I hope that will be a useful resource, but in any case looking through

those materials says more about my teaching style than anything I can

write here does.

**What are your main research interests these days?**

I’m especially interested in the statistics of networks, with

applications to social network analysis and in public health. There is

a tremendous amount of interest in networks these days, coming from so

many different fields of study, which is wonderful but I think there

needs to be much more attention devoted to the statistical issues.

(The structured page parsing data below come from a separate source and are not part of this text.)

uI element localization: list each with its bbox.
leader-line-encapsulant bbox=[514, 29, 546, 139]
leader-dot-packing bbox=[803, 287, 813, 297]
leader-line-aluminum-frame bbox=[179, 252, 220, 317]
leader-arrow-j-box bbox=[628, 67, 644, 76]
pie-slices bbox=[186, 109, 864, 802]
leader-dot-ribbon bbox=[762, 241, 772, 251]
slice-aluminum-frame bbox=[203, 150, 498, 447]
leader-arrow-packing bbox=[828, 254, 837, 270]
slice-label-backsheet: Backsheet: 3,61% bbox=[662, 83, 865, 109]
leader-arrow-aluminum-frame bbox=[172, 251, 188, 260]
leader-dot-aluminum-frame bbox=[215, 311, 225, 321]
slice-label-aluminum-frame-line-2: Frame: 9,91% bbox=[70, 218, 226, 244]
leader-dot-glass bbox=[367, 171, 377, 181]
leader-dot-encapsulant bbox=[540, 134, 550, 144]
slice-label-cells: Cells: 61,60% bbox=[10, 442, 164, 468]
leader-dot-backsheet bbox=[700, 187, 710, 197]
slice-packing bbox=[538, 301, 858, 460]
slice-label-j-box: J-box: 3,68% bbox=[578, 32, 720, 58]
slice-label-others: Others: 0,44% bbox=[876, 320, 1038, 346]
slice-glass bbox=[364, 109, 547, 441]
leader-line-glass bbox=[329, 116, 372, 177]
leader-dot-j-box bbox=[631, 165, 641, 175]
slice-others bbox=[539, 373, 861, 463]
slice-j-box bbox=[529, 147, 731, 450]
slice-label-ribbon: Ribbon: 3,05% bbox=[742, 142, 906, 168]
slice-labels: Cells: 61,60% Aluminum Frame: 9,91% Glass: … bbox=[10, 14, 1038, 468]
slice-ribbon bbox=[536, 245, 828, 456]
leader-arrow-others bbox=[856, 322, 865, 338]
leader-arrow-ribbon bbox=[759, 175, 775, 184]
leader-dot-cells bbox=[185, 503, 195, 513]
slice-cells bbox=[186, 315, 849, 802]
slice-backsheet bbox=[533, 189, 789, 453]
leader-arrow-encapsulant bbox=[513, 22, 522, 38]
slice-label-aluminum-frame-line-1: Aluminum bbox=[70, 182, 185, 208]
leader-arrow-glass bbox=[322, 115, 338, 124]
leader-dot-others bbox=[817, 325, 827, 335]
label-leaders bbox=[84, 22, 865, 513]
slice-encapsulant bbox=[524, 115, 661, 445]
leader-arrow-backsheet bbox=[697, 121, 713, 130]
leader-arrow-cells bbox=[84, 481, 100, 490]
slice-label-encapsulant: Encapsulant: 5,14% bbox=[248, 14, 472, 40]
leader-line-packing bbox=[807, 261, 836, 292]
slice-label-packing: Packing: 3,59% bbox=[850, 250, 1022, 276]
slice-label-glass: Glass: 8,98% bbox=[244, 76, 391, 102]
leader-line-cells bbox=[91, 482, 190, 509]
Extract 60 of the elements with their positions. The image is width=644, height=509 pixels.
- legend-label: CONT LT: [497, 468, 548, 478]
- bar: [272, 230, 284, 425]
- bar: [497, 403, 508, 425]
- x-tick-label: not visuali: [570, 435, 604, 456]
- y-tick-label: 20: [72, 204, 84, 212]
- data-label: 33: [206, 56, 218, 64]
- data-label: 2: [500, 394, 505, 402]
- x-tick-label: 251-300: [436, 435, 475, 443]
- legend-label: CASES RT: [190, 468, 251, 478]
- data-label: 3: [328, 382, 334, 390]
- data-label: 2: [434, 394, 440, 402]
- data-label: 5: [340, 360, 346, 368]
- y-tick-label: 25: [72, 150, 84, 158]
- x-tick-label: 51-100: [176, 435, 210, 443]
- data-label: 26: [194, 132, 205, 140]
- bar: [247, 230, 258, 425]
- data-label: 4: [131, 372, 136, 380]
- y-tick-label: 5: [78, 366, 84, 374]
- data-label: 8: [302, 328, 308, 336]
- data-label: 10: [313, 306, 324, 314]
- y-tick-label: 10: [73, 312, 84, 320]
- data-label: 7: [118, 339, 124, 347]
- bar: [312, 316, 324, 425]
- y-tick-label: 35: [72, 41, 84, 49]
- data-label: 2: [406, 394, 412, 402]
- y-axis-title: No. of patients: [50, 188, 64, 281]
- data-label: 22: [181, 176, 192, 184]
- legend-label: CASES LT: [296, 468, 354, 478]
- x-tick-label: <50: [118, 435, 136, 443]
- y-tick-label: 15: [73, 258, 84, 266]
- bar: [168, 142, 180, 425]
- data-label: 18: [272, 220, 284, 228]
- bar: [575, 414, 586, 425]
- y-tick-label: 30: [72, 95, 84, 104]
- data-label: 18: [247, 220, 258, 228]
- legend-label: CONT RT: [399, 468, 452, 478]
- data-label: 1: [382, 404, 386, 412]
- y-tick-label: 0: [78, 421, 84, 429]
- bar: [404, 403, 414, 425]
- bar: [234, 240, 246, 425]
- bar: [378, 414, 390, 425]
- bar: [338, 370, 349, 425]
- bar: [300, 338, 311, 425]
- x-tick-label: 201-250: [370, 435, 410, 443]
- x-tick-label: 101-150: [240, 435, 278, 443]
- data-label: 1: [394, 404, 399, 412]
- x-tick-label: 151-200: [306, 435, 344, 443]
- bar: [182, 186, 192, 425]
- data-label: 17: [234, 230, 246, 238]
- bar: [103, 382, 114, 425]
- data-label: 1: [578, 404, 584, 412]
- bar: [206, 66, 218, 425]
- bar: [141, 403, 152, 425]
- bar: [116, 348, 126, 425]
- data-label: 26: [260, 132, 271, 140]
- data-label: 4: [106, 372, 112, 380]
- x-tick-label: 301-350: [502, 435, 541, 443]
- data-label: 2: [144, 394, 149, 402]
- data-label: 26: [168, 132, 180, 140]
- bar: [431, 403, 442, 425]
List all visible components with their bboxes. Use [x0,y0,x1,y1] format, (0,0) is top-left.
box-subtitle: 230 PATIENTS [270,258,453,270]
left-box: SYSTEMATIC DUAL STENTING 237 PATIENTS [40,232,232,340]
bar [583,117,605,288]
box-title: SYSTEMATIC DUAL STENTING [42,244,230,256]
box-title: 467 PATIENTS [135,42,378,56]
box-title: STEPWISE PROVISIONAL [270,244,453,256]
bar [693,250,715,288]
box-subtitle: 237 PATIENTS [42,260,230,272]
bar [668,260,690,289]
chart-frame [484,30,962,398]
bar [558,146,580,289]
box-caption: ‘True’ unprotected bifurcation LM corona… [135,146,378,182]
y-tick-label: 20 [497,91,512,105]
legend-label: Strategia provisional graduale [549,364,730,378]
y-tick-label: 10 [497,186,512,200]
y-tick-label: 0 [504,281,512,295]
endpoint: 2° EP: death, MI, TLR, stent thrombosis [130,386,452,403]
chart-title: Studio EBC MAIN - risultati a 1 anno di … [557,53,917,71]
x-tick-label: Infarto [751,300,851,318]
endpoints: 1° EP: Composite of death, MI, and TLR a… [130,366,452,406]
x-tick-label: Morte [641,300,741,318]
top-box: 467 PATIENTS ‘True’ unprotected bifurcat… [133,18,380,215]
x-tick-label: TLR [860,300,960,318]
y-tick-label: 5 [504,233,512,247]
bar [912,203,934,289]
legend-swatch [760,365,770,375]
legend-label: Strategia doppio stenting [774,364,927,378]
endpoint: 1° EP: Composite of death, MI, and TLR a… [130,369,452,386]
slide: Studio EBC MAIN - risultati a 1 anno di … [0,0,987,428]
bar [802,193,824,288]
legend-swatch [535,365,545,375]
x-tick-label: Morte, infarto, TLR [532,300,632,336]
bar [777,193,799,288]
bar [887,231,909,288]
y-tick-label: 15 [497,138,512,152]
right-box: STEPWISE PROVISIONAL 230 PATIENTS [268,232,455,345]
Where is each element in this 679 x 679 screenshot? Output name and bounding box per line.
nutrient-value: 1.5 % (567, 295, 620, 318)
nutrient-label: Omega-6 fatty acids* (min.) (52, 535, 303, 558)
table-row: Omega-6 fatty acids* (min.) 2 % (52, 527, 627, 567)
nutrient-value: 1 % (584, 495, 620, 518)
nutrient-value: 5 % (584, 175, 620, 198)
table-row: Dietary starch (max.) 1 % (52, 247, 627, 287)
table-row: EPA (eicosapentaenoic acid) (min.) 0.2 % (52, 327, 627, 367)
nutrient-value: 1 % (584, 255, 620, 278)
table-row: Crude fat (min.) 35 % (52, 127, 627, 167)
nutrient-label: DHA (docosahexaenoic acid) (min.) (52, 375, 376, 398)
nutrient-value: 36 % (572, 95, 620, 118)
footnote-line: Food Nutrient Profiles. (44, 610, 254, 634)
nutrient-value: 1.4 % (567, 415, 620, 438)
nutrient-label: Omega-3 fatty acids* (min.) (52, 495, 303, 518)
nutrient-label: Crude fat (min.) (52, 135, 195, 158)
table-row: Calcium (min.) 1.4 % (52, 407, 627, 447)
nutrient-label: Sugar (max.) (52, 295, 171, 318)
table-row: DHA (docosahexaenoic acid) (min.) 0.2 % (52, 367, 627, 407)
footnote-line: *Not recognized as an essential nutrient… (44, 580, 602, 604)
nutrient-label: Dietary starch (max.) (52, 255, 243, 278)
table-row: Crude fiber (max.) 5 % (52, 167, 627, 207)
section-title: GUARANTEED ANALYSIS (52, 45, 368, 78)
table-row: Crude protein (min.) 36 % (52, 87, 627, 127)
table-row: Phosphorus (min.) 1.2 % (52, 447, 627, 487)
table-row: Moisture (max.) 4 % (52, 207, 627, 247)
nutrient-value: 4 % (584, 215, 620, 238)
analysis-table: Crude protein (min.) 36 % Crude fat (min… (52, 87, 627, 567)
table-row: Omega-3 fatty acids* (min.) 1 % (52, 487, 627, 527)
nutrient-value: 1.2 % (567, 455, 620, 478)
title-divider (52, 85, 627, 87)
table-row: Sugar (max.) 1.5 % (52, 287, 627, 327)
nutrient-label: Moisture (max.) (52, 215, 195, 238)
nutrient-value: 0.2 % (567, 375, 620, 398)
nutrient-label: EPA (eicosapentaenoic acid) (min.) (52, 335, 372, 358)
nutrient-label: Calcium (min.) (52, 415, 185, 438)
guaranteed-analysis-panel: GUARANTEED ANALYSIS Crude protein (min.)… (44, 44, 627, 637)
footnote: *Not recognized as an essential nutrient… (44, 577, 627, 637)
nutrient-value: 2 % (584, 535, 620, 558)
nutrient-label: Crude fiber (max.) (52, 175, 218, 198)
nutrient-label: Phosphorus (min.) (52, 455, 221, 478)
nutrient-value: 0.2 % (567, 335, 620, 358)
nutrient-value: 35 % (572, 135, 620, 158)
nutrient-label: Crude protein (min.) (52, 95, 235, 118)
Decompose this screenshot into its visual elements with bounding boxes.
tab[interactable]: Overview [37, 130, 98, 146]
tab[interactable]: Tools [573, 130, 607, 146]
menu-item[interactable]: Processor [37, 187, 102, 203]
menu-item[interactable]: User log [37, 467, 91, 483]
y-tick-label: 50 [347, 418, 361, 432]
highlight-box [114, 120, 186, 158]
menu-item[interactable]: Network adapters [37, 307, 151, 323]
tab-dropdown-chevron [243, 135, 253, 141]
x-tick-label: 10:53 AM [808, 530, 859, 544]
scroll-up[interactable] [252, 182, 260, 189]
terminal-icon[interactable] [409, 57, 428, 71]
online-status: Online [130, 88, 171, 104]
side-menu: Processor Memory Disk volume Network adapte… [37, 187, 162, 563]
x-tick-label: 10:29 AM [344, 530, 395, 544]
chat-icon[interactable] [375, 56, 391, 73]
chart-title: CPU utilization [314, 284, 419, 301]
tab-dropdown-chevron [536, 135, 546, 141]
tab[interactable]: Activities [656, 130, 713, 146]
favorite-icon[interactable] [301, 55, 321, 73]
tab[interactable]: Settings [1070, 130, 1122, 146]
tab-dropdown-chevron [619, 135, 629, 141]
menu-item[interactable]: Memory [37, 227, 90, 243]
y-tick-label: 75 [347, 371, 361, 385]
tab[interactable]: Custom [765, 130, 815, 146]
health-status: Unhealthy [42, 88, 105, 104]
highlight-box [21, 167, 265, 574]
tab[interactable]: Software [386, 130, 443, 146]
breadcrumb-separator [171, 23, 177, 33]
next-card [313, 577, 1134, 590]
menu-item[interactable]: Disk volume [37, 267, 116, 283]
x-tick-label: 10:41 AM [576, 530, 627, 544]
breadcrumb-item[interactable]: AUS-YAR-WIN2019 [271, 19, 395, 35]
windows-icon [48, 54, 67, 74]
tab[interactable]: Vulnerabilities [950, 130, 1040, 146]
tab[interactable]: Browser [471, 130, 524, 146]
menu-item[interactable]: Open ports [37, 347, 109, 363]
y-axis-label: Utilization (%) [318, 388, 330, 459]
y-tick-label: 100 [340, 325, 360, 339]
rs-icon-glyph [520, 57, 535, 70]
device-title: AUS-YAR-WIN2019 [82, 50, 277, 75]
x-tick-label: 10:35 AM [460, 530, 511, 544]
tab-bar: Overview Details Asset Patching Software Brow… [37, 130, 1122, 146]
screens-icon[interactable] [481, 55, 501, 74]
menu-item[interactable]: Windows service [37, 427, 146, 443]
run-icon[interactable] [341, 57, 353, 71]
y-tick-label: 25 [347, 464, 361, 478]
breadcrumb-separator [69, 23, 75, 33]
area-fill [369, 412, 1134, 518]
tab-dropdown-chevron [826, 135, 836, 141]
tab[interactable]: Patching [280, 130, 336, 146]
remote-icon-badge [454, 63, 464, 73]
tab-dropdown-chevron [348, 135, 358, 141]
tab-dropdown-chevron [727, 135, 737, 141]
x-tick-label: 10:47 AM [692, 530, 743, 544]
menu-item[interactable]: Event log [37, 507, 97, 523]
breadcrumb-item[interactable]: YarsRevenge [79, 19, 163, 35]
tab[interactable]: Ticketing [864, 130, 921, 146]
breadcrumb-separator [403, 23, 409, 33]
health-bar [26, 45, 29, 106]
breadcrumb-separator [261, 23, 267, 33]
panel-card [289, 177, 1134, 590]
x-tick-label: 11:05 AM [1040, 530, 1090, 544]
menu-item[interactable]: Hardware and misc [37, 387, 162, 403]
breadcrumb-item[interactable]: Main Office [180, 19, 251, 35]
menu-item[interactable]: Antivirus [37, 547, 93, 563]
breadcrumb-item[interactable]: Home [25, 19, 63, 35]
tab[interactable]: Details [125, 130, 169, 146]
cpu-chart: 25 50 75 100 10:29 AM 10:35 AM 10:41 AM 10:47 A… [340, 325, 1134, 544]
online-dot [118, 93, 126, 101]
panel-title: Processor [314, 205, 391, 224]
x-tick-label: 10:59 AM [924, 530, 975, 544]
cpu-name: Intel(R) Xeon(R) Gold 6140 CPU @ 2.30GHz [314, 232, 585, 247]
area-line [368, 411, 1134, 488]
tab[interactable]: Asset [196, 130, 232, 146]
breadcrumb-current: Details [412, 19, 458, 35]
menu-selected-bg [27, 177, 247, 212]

Computationally, most network models are difficult to work with since

the space of all networks is so vast, and so techniques like Markov

chain Monte Carlo and sequential importance sampling become crucial;

but there remains much to do in making these algorithms more efficient

and in figuring out whether one has run them long enough (usually the

answer is “no” to the question of whether one has run them long

enough). Inferentially, I am especially interested in how to make

valid conclusions when, as is typically the case, it is not feasible

to observe the full network. For example, respondent-driven sampling

is a link-tracing scheme being used all over the world these days to

study so-called “hard-to-reach” populations, but much remains to be

done to know how best to analyze such data; I’m working on this with

my student Sergiy Nesterko. With other students and collaborators I’m

working on various other network-related problems. Meanwhile, I’m also

finishing up a graduate probability book with Carl Morris,

“Probability for Statistical Science,” which has quite a few new

proofs and perspectives on the parts of probability theory that are

most useful in statistics.

**You have been immortalized in several Youtube videos. Do you think this****helped make your class more “approachable”?**

There were a couple strange and funny pranks that occurred in my first

year at Harvard. I’m used to pranks since Caltech has a long history

and culture of pranks, commemorated in several “Legends of Caltech”

volumes (there’s even a movie in development about this), but pranks

are quite rare at Harvard. I try to make the class approachable

through the lectures and by making sure there is plenty of support,

help, and encouragement is available from the teaching assistants and

me, not through YouTube, but it’s fun having a few interesting

occasions from the history of the class commemorated there.